The European Court of Human Rights is the judicial arm of the Council of Europe, which Britain helped establish after the Second World War. It is not part of the EU; rather, it enforces the European Convention on Human Rights in 47 countries, from Dublin to Vladivostok. One founder, Winston Churchill, said the goal was to create a “united Europe whose moral concepts will be able to win the respect and recognition of mankind,” and to ensure peace on the continent.

The court has become the best tool available for extending the rule of law into countries that do not have it, providing ordinary citizens around Europe with recourse from bad court decisions, politicised courts and neglectful or tyrannical governments. Here are a few examples of what the court does:

A family in Turkey alleges that the state failed in its duty to protect their daughter. After 16 years of beatings by her husband and three restraining orders that were not enforced, she asked to be taken into a protective shelter, but was refused on grounds that she had children to look after. Her husband then shot and killed her. The case is in its early stages.

The head of an opposition party in Azerbaijan said he had been kidnapped, tortured and threatened with rape by masked police, after his party complained of fraud in the country’s 2003 presidential election. The court ruled against the Azeri state.

In 2011, the court found against Britain for holding a British citizen in jail without charge in Iraq for three years. Britain’s intelligence services suspected him of conspiring to attack British forces around Basra.

Ukip and many Tories say, with justification, that the court in Strasbourg has “mission crept” far beyond the original purpose of countering any resurgence of totalitarianism that Churchill envisaged. It now deals with everything from sexual discrimination to the deportation of alleged terrorists, showing how different the world is today from the 1950s. They are particularly incensed by rulings that overruled British law to insist prisoners have the right to vote, and restricted the state’s ability to deport suspected terrorists.

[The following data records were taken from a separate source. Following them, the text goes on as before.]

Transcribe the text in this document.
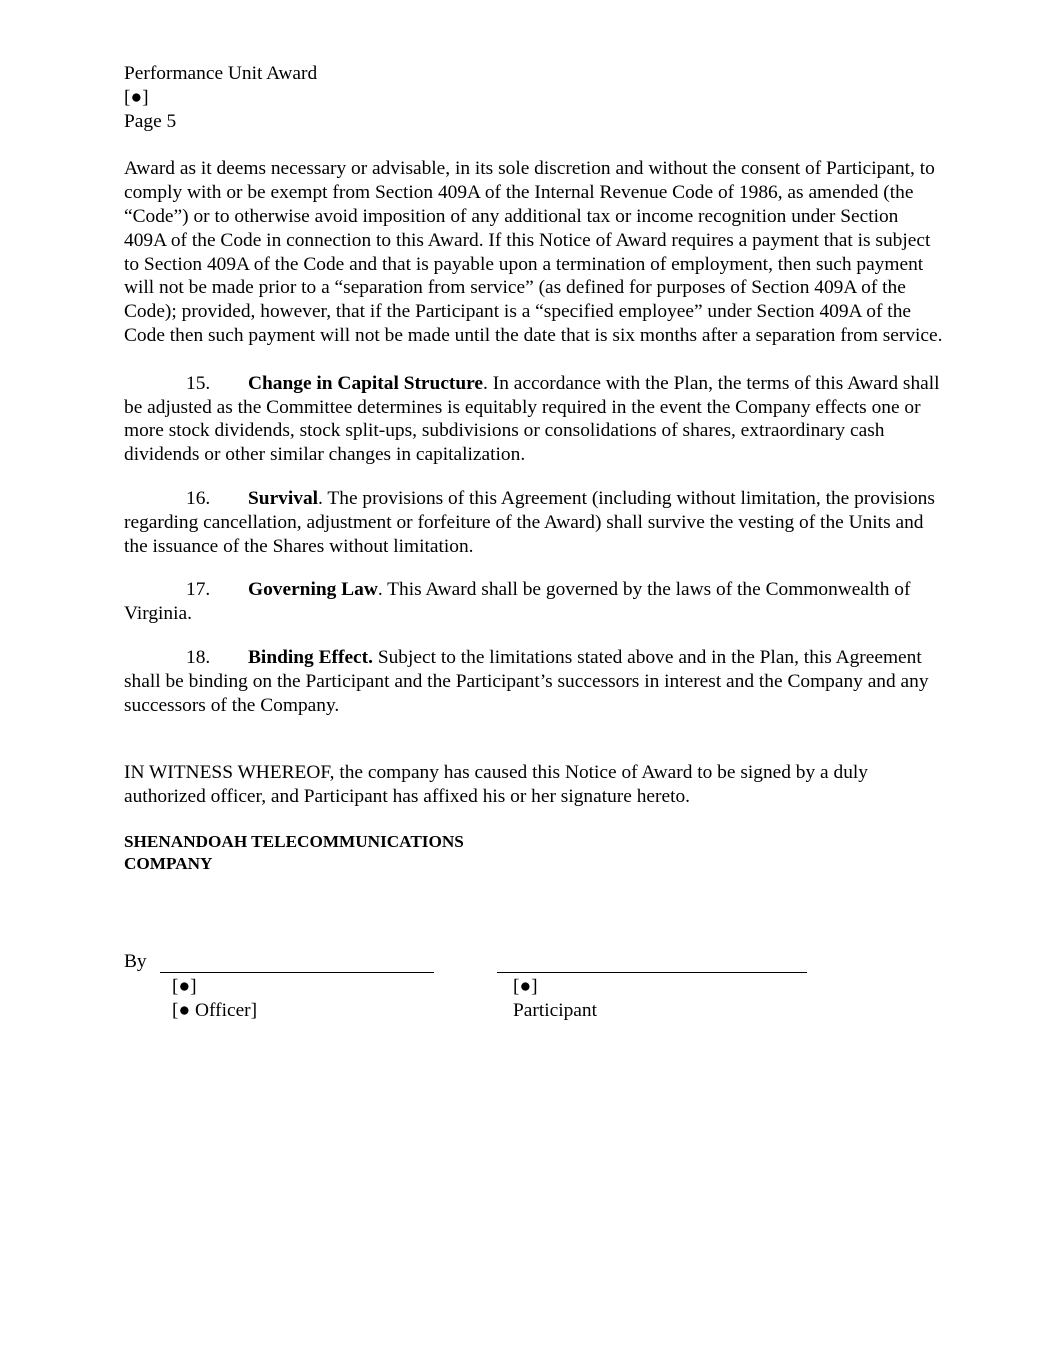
Performance Unit Award
[●]
Page 5

Award as it deems necessary or advisable, in its sole discretion and without the consent of Participant, to comply with or be exempt from Section 409A of the Internal Revenue Code of 1986, as amended (the “Code”) or to otherwise avoid imposition of any additional tax or income recognition under Section 409A of the Code in connection to this Award. If this Notice of Award requires a payment that is subject to Section 409A of the Code and that is payable upon a termination of employment, then such payment will not be made prior to a “separation from service” (as defined for purposes of Section 409A of the Code); provided, however, that if the Participant is a “specified employee” under Section 409A of the Code then such payment will not be made until the date that is six months after a separation from service.

15. Change in Capital Structure. In accordance with the Plan, the terms of this Award shall be adjusted as the Committee determines is equitably required in the event the Company effects one or more stock dividends, stock split-ups, subdivisions or consolidations of shares, extraordinary cash dividends or other similar changes in capitalization.

16. Survival. The provisions of this Agreement (including without limitation, the provisions regarding cancellation, adjustment or forfeiture of the Award) shall survive the vesting of the Units and the issuance of the Shares without limitation.

17. Governing Law. This Award shall be governed by the laws of the Commonwealth of Virginia.

18. Binding Effect. Subject to the limitations stated above and in the Plan, this Agreement shall be binding on the Participant and the Participant’s successors in interest and the Company and any successors of the Company.

IN WITNESS WHEREOF, the company has caused this Notice of Award to be signed by a duly authorized officer, and Participant has affixed his or her signature hereto.

SHENANDOAH TELECOMMUNICATIONS
COMPANY
By
[●]
[● Officer]
[●]
Participant
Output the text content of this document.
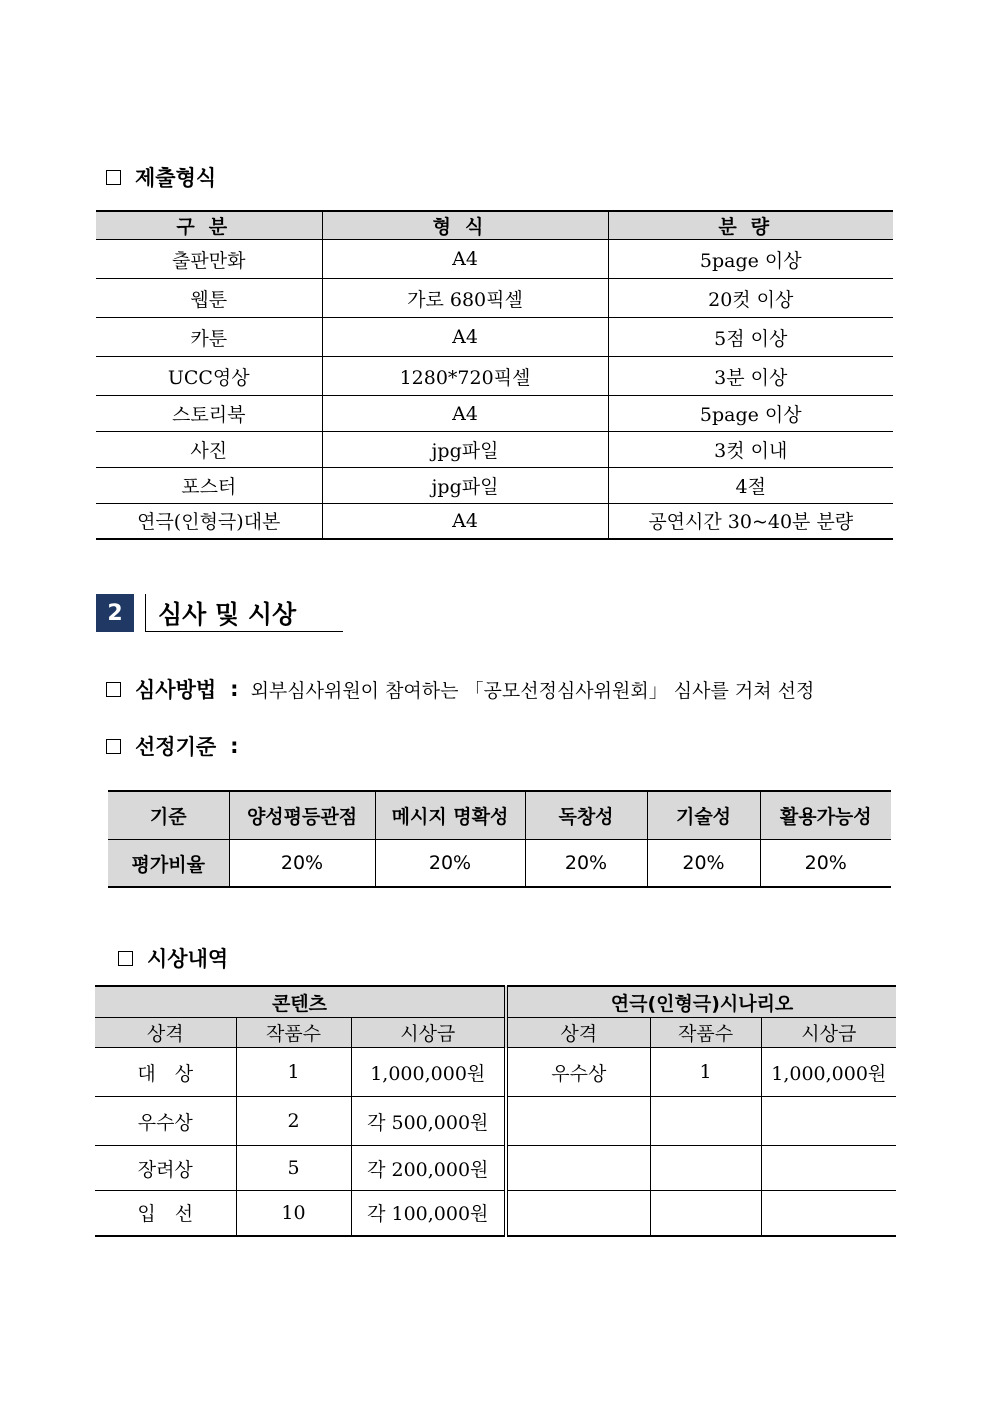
제출형식
구분	형식	분량
출판만화	A4	5page 이상
웹툰	가로 680픽셀	20컷 이상
카툰	A4	5점 이상
UCC영상	1280*720픽셀	3분 이상
스토리북	A4	5page 이상
사진	jpg파일	3컷 이내
포스터	jpg파일	4절
연극(인형극)대본	A4	공연시간 30~40분 분량
2	심사 및 시상
심사방법 : 외부심사위원이 참여하는 「공모선정심사위원회」 심사를 거쳐 선정
선정기준 :
기준	양성평등관점	메시지 명확성	독창성	기술성	활용가능성
평가비율	20%	20%	20%	20%	20%
시상내역
콘텐츠			연극(인형극)시나리오		
상격	작품수	시상금	상격	작품수	시상금
대　상	1	1,000,000원	우수상	1	1,000,000원
우수상	2	각 500,000원			
장려상	5	각 200,000원			
입　선	10	각 100,000원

Grayling’s ultimatum, however, is disingenuous. The Council of Europe and its court could not possibly give Britain a special dispensation to ignore rulings, so he is simply signalling intent to withdraw. That is problematic, too, because leaving a treaty requires the consent of the other parties and the other signatories would not agree to that, either. “Leaving an international convention is pretty much impossible,” says Matt Qvortrup, a constitutional lawyer at Kings College London. “Only North Korea has done so when they — illegally — withdrew from the Non-Proliferation Treaty.”

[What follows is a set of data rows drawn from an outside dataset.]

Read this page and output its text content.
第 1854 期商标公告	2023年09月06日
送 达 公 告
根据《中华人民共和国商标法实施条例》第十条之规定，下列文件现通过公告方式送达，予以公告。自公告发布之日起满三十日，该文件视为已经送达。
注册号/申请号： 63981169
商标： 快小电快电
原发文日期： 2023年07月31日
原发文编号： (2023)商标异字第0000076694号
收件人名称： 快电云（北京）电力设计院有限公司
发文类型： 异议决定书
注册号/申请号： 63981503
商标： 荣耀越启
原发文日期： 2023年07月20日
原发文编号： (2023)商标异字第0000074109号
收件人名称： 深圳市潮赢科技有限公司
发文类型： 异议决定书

Of course, Britain could join North Korea and ignore its treaty obligations. Britain has among the best legal systems in the world and leaving the court in Strasbourg would make only a marginal difference to Britons, whose fundamental rights would remain protected. The main effect would be to open the door for authoritarian regimes to leave, too, and finally be rid of a pesky foreign court that stands in judgement over their systematic abuses of law and power.

Russian President Vladimir Putin, for example, said last month that his country might leave the court, which in his view “merely fulfils some kind of political function”. His only hesitation was caused by uncertainty over whether Russia has the legal right to leave — he apparently has read his 1969 Vienna Convention on the Law of Treaties better than Grayling. With a British precedent in place, though, Putin’s hesitation would vanish.

Arguably, the European Court of Human Rights has never been so needed since the immediate post-war years as it is now, when authoritarians and ultra-nationalists are on the rise throughout Europe and the norms and institutions of the post-Cold War international order are under threat. Churchill was no European federalist, yet he was a strategic thinker. I suspect he would have considered his 2014 Conservative successors to be myopic.

— Washington Post

Marc Champion writes editorials on international affairs for Bloomberg View.